Commas in the Sky
I haven't written about clinic, the practicum, for a couple reasons. For one, I can't write about the massages themselves, without violating both therapeutic ethics and my own sensibilities. I am uneasy sometimes even about writing about trades with fellow-students. For another, I don't feel I've cut a very dashing figure, in clinic, and I've preferred it to remain obscure.
The massages themselves have gone well. Once I lay hands on someone, I know what to do. Addicted to self-doubt though I am, I've never seriously doubted the skill of my hands. No, what's difficult for me is the intake and exit interviews. I have to talk to these strangers. And what's more -- what's always been supremely difficult for me -- I have to talk to them in a scripted way; I have to ask them particular questions and give them particular information. I have to tell them what kind of massage I'm going to give them, for instance. Tell them what sort of draping I'll use, and generally what to expect of the session.
Why is that so difficult for me? Well, for one thing, because I don't know what sort of massage I'm going to give until I've actually laid on hands. I have no idea. The sort of information you get in an intake interview isn't the sort of information that lets you say what you're going to do, or at least it isn't for me. My hands do all that sort of thinking.

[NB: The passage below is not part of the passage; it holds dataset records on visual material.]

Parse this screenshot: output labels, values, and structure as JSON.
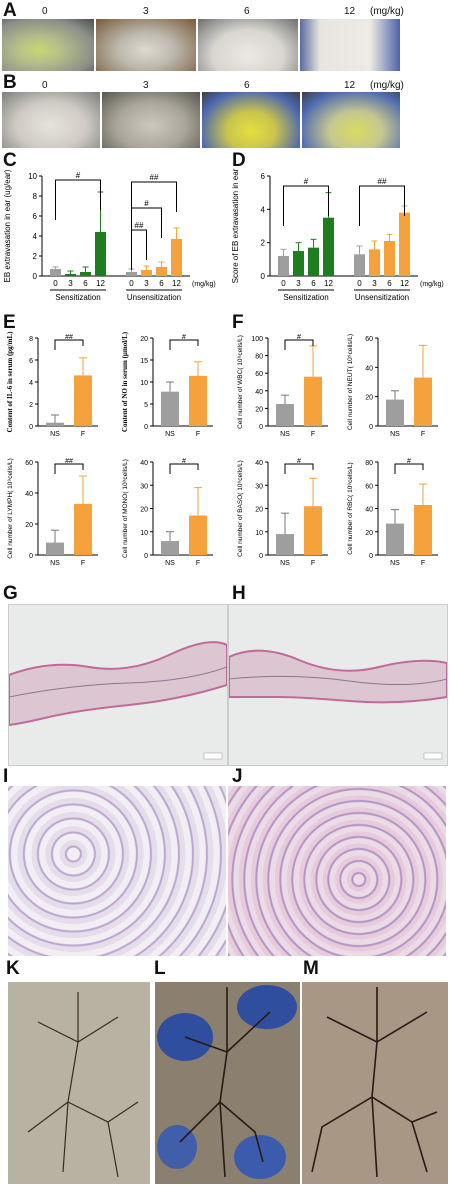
{
  "panels": {
    "A": {
      "label": "A",
      "doses": [
        "0",
        "3",
        "6",
        "12"
      ],
      "unit": "(mg/kg)"
    },
    "B": {
      "label": "B",
      "doses": [
        "0",
        "3",
        "6",
        "12"
      ],
      "unit": "(mg/kg)"
    },
    "C": {
      "label": "C"
    },
    "D": {
      "label": "D"
    },
    "E": {
      "label": "E"
    },
    "F": {
      "label": "F"
    },
    "G": {
      "label": "G"
    },
    "H": {
      "label": "H"
    },
    "I": {
      "label": "I"
    },
    "J": {
      "label": "J"
    },
    "K": {
      "label": "K"
    },
    "L": {
      "label": "L"
    },
    "M": {
      "label": "M"
    }
  },
  "colors": {
    "ns": "#9e9e9e",
    "sens": "#1f7d1f",
    "unsens": "#f5a23c",
    "ns_err": "#777777",
    "skin": "#c98aa8"
  },
  "chart_data": [
    {
      "id": "C",
      "type": "bar",
      "ylabel": "EB extravasation in ear (ug/ear)",
      "ylim": [
        0,
        10
      ],
      "yticks": [
        "0",
        "2",
        "4",
        "6",
        "8",
        "10"
      ],
      "xticklabels": [
        "0",
        "3",
        "6",
        "12",
        "0",
        "3",
        "6",
        "12"
      ],
      "unit": "(mg/kg)",
      "groups": [
        "Sensitization",
        "Unsensitization"
      ],
      "values": [
        0.7,
        0.2,
        0.4,
        4.4,
        0.4,
        0.6,
        0.9,
        3.7
      ],
      "errors": [
        0.2,
        0.3,
        0.5,
        4.0,
        0.3,
        0.4,
        0.5,
        1.1
      ],
      "annotations": [
        "#",
        "##",
        "#",
        "##"
      ]
    },
    {
      "id": "D",
      "type": "bar",
      "ylabel": "Score of EB extravasation in ear",
      "ylim": [
        0,
        6
      ],
      "yticks": [
        "0",
        "2",
        "4",
        "6"
      ],
      "xticklabels": [
        "0",
        "3",
        "6",
        "12",
        "0",
        "3",
        "6",
        "12"
      ],
      "unit": "(mg/kg)",
      "groups": [
        "Sensitization",
        "Unsensitization"
      ],
      "values": [
        1.2,
        1.5,
        1.7,
        3.5,
        1.3,
        1.6,
        2.1,
        3.8
      ],
      "errors": [
        0.4,
        0.5,
        0.5,
        1.5,
        0.5,
        0.5,
        0.4,
        0.4
      ],
      "annotations": [
        "#",
        "##"
      ]
    },
    {
      "id": "E1",
      "type": "bar",
      "ylabel": "Content of IL-6 in serum (pg/mL)",
      "ylim": [
        0,
        8
      ],
      "yticks": [
        "0",
        "2",
        "4",
        "6",
        "8"
      ],
      "categories": [
        "NS",
        "F"
      ],
      "values": [
        0.3,
        4.6
      ],
      "errors": [
        0.7,
        1.6
      ],
      "annotation": "##"
    },
    {
      "id": "E2",
      "type": "bar",
      "ylabel": "Content of NO in serum (μmol/L)",
      "ylim": [
        0,
        20
      ],
      "yticks": [
        "0",
        "5",
        "10",
        "15",
        "20"
      ],
      "categories": [
        "NS",
        "F"
      ],
      "values": [
        7.8,
        11.4
      ],
      "errors": [
        2.2,
        3.2
      ],
      "annotation": "#"
    },
    {
      "id": "F1",
      "type": "bar",
      "ylabel": "Cell number of WBC( 10⁹cells/L)",
      "ylim": [
        0,
        100
      ],
      "yticks": [
        "0",
        "20",
        "40",
        "60",
        "80",
        "100"
      ],
      "categories": [
        "NS",
        "F"
      ],
      "values": [
        25,
        56
      ],
      "errors": [
        10,
        35
      ],
      "annotation": "#"
    },
    {
      "id": "F2",
      "type": "bar",
      "ylabel": "Cell number of NEUT( 10⁹cells/L)",
      "ylim": [
        0,
        60
      ],
      "yticks": [
        "0",
        "20",
        "40",
        "60"
      ],
      "categories": [
        "NS",
        "F"
      ],
      "values": [
        18,
        33
      ],
      "errors": [
        6,
        22
      ],
      "annotation": ""
    },
    {
      "id": "F3",
      "type": "bar",
      "ylabel": "Cell number of LYMPH( 10⁹cells/L)",
      "ylim": [
        0,
        60
      ],
      "yticks": [
        "0",
        "20",
        "40",
        "60"
      ],
      "categories": [
        "NS",
        "F"
      ],
      "values": [
        8,
        33
      ],
      "errors": [
        8,
        18
      ],
      "annotation": "##"
    },
    {
      "id": "F4",
      "type": "bar",
      "ylabel": "Cell number of MONO( 10⁹cells/L)",
      "ylim": [
        0,
        40
      ],
      "yticks": [
        "0",
        "10",
        "20",
        "30",
        "40"
      ],
      "categories": [
        "NS",
        "F"
      ],
      "values": [
        6,
        17
      ],
      "errors": [
        4,
        12
      ],
      "annotation": "#"
    },
    {
      "id": "F5",
      "type": "bar",
      "ylabel": "Cell number of BASO( 10⁹cells/L)",
      "ylim": [
        0,
        40
      ],
      "yticks": [
        "0",
        "10",
        "20",
        "30",
        "40"
      ],
      "categories": [
        "NS",
        "F"
      ],
      "values": [
        9,
        21
      ],
      "errors": [
        9,
        12
      ],
      "annotation": "#"
    },
    {
      "id": "F6",
      "type": "bar",
      "ylabel": "Cell number of RBC( 10⁹cells/L)",
      "ylim": [
        0,
        80
      ],
      "yticks": [
        "0",
        "20",
        "40",
        "60",
        "80"
      ],
      "categories": [
        "NS",
        "F"
      ],
      "values": [
        27,
        43
      ],
      "errors": [
        12,
        18
      ],
      "annotation": "#"
    }
  ]
}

But more than that: I don't myself want to know that information, when I'm getting a massage. It feels to me like giving a child a typewritten list of all his gifts, on Christmas morning, before letting him open anything. I have to try hard to think my way into the state of mind of someone who's never had a massage, or only had one or two -- that they might seriously have very little idea of what's going to happen, and want some ordinary information about it. Hard for me to get there, because it's precisely the unmooring, the giving up of my body into someone's hands, that I most love about massage. I don't want to have a known destination. I want to head out into the open sea.
And -- another thing -- they're often questions or statements that someone else, not I, thinks ought to be spoken. I'm asking them because I'll need sound bites to put on my SOAP charts, not because I think they're particularly what needs to be asked or said just now.

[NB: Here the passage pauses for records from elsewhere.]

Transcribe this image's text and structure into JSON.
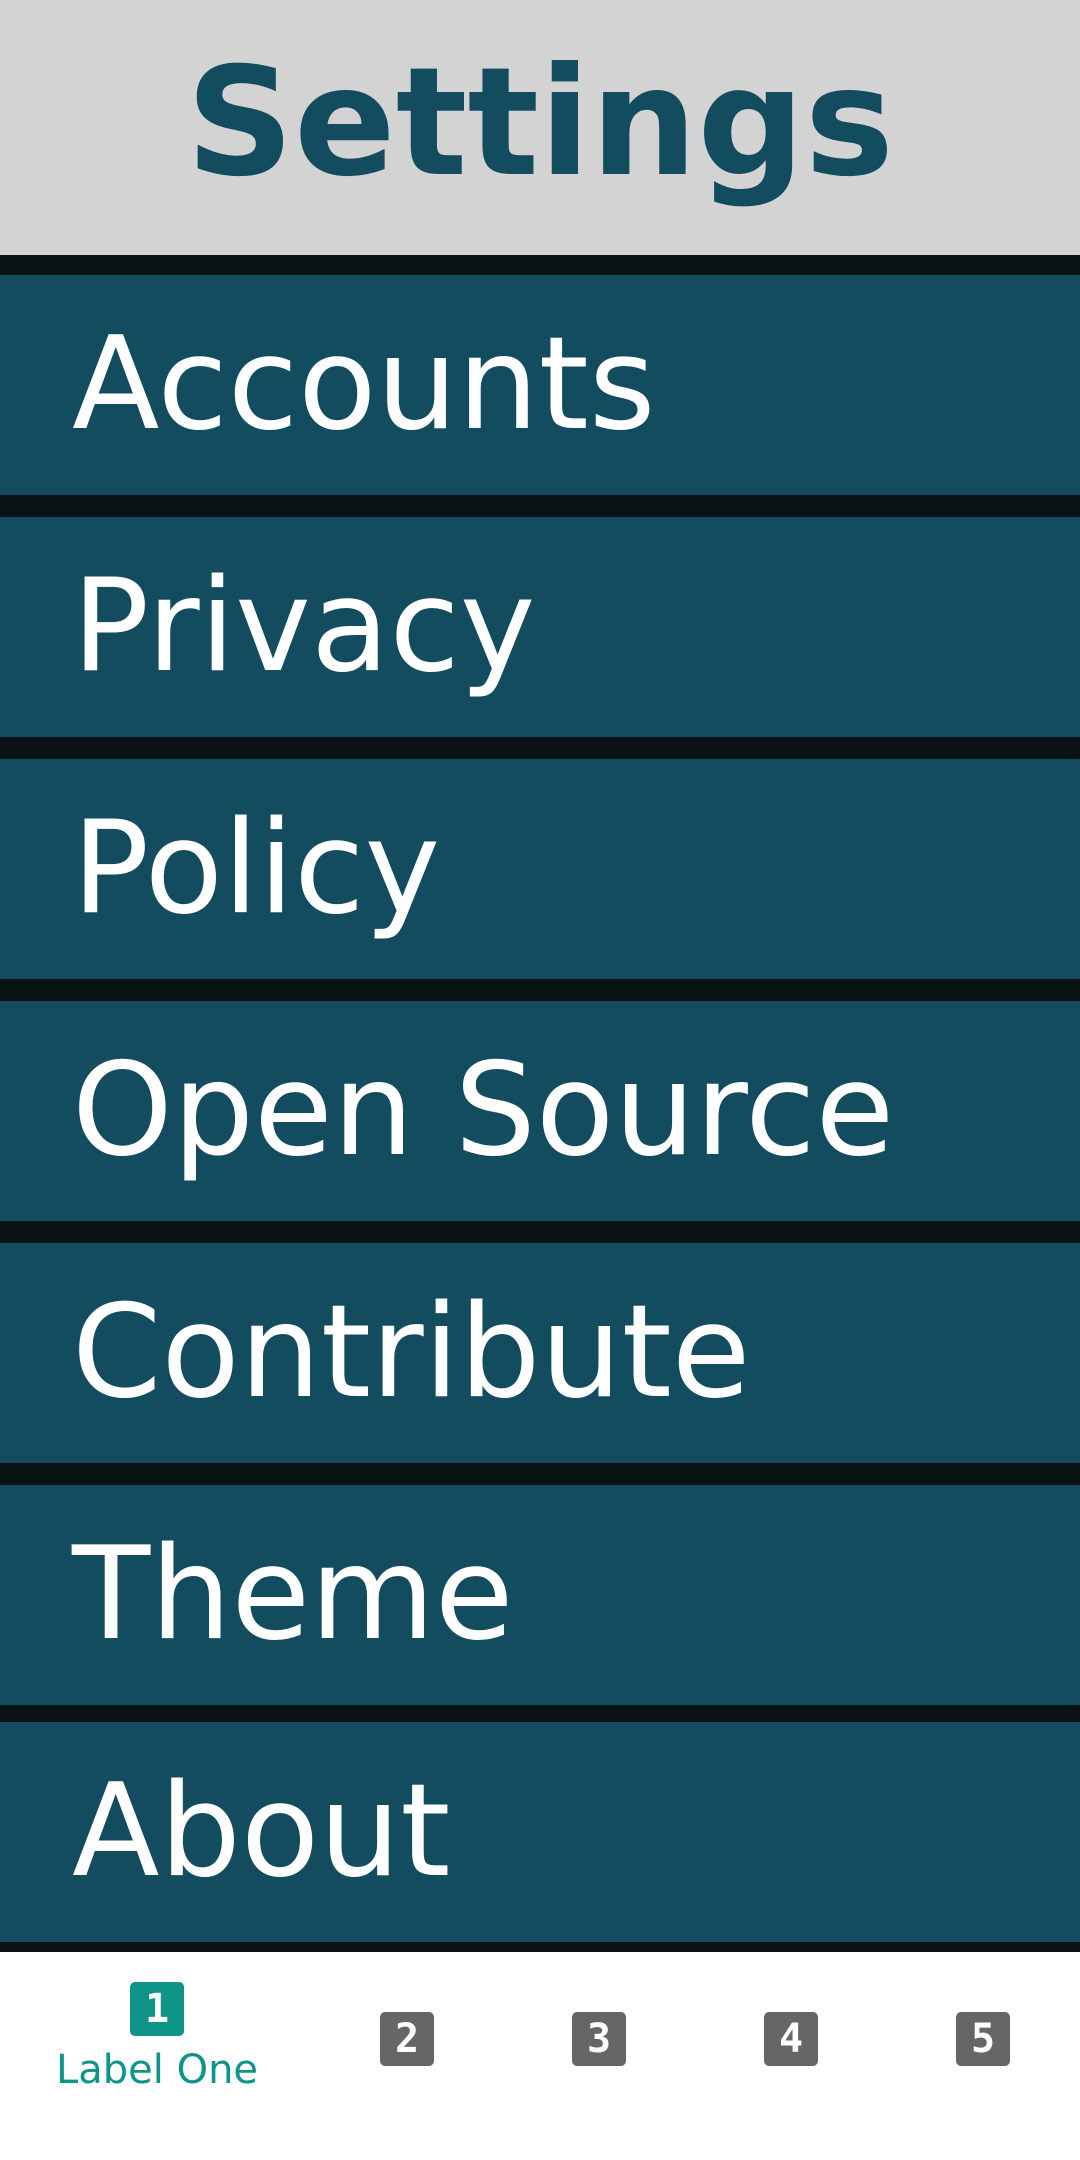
{
  "header": {
    "title": "Settings"
  },
  "menu": {
    "items": [
      {
        "label": "Accounts"
      },
      {
        "label": "Privacy"
      },
      {
        "label": "Policy"
      },
      {
        "label": "Open Source"
      },
      {
        "label": "Contribute"
      },
      {
        "label": "Theme"
      },
      {
        "label": "About"
      }
    ]
  },
  "bottom_nav": {
    "items": [
      {
        "icon_text": "1",
        "label": "Label One",
        "active": true
      },
      {
        "icon_text": "2"
      },
      {
        "icon_text": "3"
      },
      {
        "icon_text": "4"
      },
      {
        "icon_text": "5"
      }
    ]
  },
  "colors": {
    "header_bg": "#d3d3d3",
    "header_text": "#134b5f",
    "item_bg": "#134b5f",
    "divider": "#0a1216",
    "item_text": "#ffffff",
    "nav_active": "#0f9488",
    "nav_inactive": "#666666"
  }
}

But most critically, there's the "engineer's stutter," as I think of it. Certain personality types -- including mine, with a vengeance -- find it nearly impossible to repeat over words they've said before. Intellectually I know that redundancy is crucial to communication, that "men require more often to be reminded than informed," and that any important message should be repeated at least once. And in any case, it's not really repetition if it's spoken to a new person, right?

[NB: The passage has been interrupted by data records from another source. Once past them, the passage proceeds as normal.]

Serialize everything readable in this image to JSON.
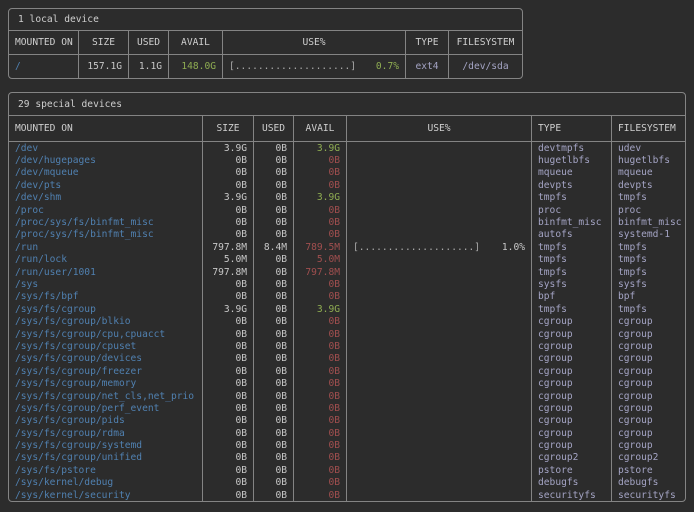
{
  "colors": {
    "bg": "#2c2c2c",
    "border": "#848484",
    "text": "#c8c8c8",
    "header_text": "#cfcfcf",
    "path_blue": "#5080b0",
    "ok_green": "#8fad52",
    "low_red": "#a14f4f",
    "fs_lavender": "#a4a4c4",
    "bar_gray": "#aaaaaa"
  },
  "local_table": {
    "title": "1 local device",
    "headers": [
      "MOUNTED ON",
      "SIZE",
      "USED",
      "AVAIL",
      "USE%",
      "TYPE",
      "FILESYSTEM"
    ],
    "rows": [
      {
        "mounted_on": "/",
        "size": "157.1G",
        "used": "1.1G",
        "avail": "148.0G",
        "avail_state": "ok",
        "bar": "[....................]",
        "pct": "0.7%",
        "pct_state": "ok",
        "type": "ext4",
        "filesystem": "/dev/sda"
      }
    ]
  },
  "special_table": {
    "title": "29 special devices",
    "headers": [
      "MOUNTED ON",
      "SIZE",
      "USED",
      "AVAIL",
      "USE%",
      "TYPE",
      "FILESYSTEM"
    ],
    "rows": [
      {
        "mounted_on": "/dev",
        "size": "3.9G",
        "used": "0B",
        "avail": "3.9G",
        "avail_state": "ok",
        "type": "devtmpfs",
        "filesystem": "udev"
      },
      {
        "mounted_on": "/dev/hugepages",
        "size": "0B",
        "used": "0B",
        "avail": "0B",
        "avail_state": "low",
        "type": "hugetlbfs",
        "filesystem": "hugetlbfs"
      },
      {
        "mounted_on": "/dev/mqueue",
        "size": "0B",
        "used": "0B",
        "avail": "0B",
        "avail_state": "low",
        "type": "mqueue",
        "filesystem": "mqueue"
      },
      {
        "mounted_on": "/dev/pts",
        "size": "0B",
        "used": "0B",
        "avail": "0B",
        "avail_state": "low",
        "type": "devpts",
        "filesystem": "devpts"
      },
      {
        "mounted_on": "/dev/shm",
        "size": "3.9G",
        "used": "0B",
        "avail": "3.9G",
        "avail_state": "ok",
        "type": "tmpfs",
        "filesystem": "tmpfs"
      },
      {
        "mounted_on": "/proc",
        "size": "0B",
        "used": "0B",
        "avail": "0B",
        "avail_state": "low",
        "type": "proc",
        "filesystem": "proc"
      },
      {
        "mounted_on": "/proc/sys/fs/binfmt_misc",
        "size": "0B",
        "used": "0B",
        "avail": "0B",
        "avail_state": "low",
        "type": "binfmt_misc",
        "filesystem": "binfmt_misc"
      },
      {
        "mounted_on": "/proc/sys/fs/binfmt_misc",
        "size": "0B",
        "used": "0B",
        "avail": "0B",
        "avail_state": "low",
        "type": "autofs",
        "filesystem": "systemd-1"
      },
      {
        "mounted_on": "/run",
        "size": "797.8M",
        "used": "8.4M",
        "avail": "789.5M",
        "avail_state": "low",
        "bar": "[....................]",
        "pct": "1.0%",
        "pct_state": "plain",
        "type": "tmpfs",
        "filesystem": "tmpfs"
      },
      {
        "mounted_on": "/run/lock",
        "size": "5.0M",
        "used": "0B",
        "avail": "5.0M",
        "avail_state": "low",
        "type": "tmpfs",
        "filesystem": "tmpfs"
      },
      {
        "mounted_on": "/run/user/1001",
        "size": "797.8M",
        "used": "0B",
        "avail": "797.8M",
        "avail_state": "low",
        "type": "tmpfs",
        "filesystem": "tmpfs"
      },
      {
        "mounted_on": "/sys",
        "size": "0B",
        "used": "0B",
        "avail": "0B",
        "avail_state": "low",
        "type": "sysfs",
        "filesystem": "sysfs"
      },
      {
        "mounted_on": "/sys/fs/bpf",
        "size": "0B",
        "used": "0B",
        "avail": "0B",
        "avail_state": "low",
        "type": "bpf",
        "filesystem": "bpf"
      },
      {
        "mounted_on": "/sys/fs/cgroup",
        "size": "3.9G",
        "used": "0B",
        "avail": "3.9G",
        "avail_state": "ok",
        "type": "tmpfs",
        "filesystem": "tmpfs"
      },
      {
        "mounted_on": "/sys/fs/cgroup/blkio",
        "size": "0B",
        "used": "0B",
        "avail": "0B",
        "avail_state": "low",
        "type": "cgroup",
        "filesystem": "cgroup"
      },
      {
        "mounted_on": "/sys/fs/cgroup/cpu,cpuacct",
        "size": "0B",
        "used": "0B",
        "avail": "0B",
        "avail_state": "low",
        "type": "cgroup",
        "filesystem": "cgroup"
      },
      {
        "mounted_on": "/sys/fs/cgroup/cpuset",
        "size": "0B",
        "used": "0B",
        "avail": "0B",
        "avail_state": "low",
        "type": "cgroup",
        "filesystem": "cgroup"
      },
      {
        "mounted_on": "/sys/fs/cgroup/devices",
        "size": "0B",
        "used": "0B",
        "avail": "0B",
        "avail_state": "low",
        "type": "cgroup",
        "filesystem": "cgroup"
      },
      {
        "mounted_on": "/sys/fs/cgroup/freezer",
        "size": "0B",
        "used": "0B",
        "avail": "0B",
        "avail_state": "low",
        "type": "cgroup",
        "filesystem": "cgroup"
      },
      {
        "mounted_on": "/sys/fs/cgroup/memory",
        "size": "0B",
        "used": "0B",
        "avail": "0B",
        "avail_state": "low",
        "type": "cgroup",
        "filesystem": "cgroup"
      },
      {
        "mounted_on": "/sys/fs/cgroup/net_cls,net_prio",
        "size": "0B",
        "used": "0B",
        "avail": "0B",
        "avail_state": "low",
        "type": "cgroup",
        "filesystem": "cgroup"
      },
      {
        "mounted_on": "/sys/fs/cgroup/perf_event",
        "size": "0B",
        "used": "0B",
        "avail": "0B",
        "avail_state": "low",
        "type": "cgroup",
        "filesystem": "cgroup"
      },
      {
        "mounted_on": "/sys/fs/cgroup/pids",
        "size": "0B",
        "used": "0B",
        "avail": "0B",
        "avail_state": "low",
        "type": "cgroup",
        "filesystem": "cgroup"
      },
      {
        "mounted_on": "/sys/fs/cgroup/rdma",
        "size": "0B",
        "used": "0B",
        "avail": "0B",
        "avail_state": "low",
        "type": "cgroup",
        "filesystem": "cgroup"
      },
      {
        "mounted_on": "/sys/fs/cgroup/systemd",
        "size": "0B",
        "used": "0B",
        "avail": "0B",
        "avail_state": "low",
        "type": "cgroup",
        "filesystem": "cgroup"
      },
      {
        "mounted_on": "/sys/fs/cgroup/unified",
        "size": "0B",
        "used": "0B",
        "avail": "0B",
        "avail_state": "low",
        "type": "cgroup2",
        "filesystem": "cgroup2"
      },
      {
        "mounted_on": "/sys/fs/pstore",
        "size": "0B",
        "used": "0B",
        "avail": "0B",
        "avail_state": "low",
        "type": "pstore",
        "filesystem": "pstore"
      },
      {
        "mounted_on": "/sys/kernel/debug",
        "size": "0B",
        "used": "0B",
        "avail": "0B",
        "avail_state": "low",
        "type": "debugfs",
        "filesystem": "debugfs"
      },
      {
        "mounted_on": "/sys/kernel/security",
        "size": "0B",
        "used": "0B",
        "avail": "0B",
        "avail_state": "low",
        "type": "securityfs",
        "filesystem": "securityfs"
      }
    ]
  }
}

Wrong. My mind balks, bucks, turns stubborn. I've already said that. Trying to say the same words again sets up a confusing distortion in my head, like feedback from an amplifier. It's not a policy, not some sort of precious, over-fastidious commitment to originality; it's a disability which feels physical. I simply can't say something that I've said before, without becoming confused, without precipitating a disorienting semantic reverberation in my mind. It's one of the reasons -- probably the chief reason -- I gave up on being a teacher.
But it means, anyway, that I was forgetting to say quite simple things. It also means that I was coming into the intake interviews very anxious, and sweating profusely (which established its own nice anxiety feedback loop.)
I've been gradually getting better at it. I was drenched with sweat, my first night. My shirt was sopping. A couple weeks in I decided, the hell with it, I'm only going to ask the questions and say the things that make sense to me, no matter what I'm supposed to ask and say. That helped. I tried making a little checklist of my own, but that just made things worse -- now I just had one more piece of paper and one more set of instructions to confuse me.
The turning point seems to have been week before last. I threw away my checklists. I went into the quiet study room, right beforehand, and sat shamatha for fifteen minutes, and then I went into the interviews holding the intention to think of nothing, and remember nothing -- just to be present with the person, and devil take the rules and the paperwork.
What I actually did and said was not really that different, I think, but it felt different. I did it again last week and it felt even better. Last week was the first week I left thinking, "those are clients who've had an experience they'd come back for." I've never been under the delusion that I could build a practice on terrific massage alone. First impressions are indelible, and last impressions -- what sort of connection you feel with the therapist as you're leaving -- probably have more to do with whether you come back than anything that happens on the table. I've been a massage client often enough; I know how this stuff works.
Of course, in my own practice I'll have SOAPs of my own design, and I'll be beholden to no one else for saying or asking anything. Half of the difficulty will simply go away. But I'm relieved to have worked out an approach -- both an approach that seems to work, and one that fits with how I want to be in the world anyway. Very relieved.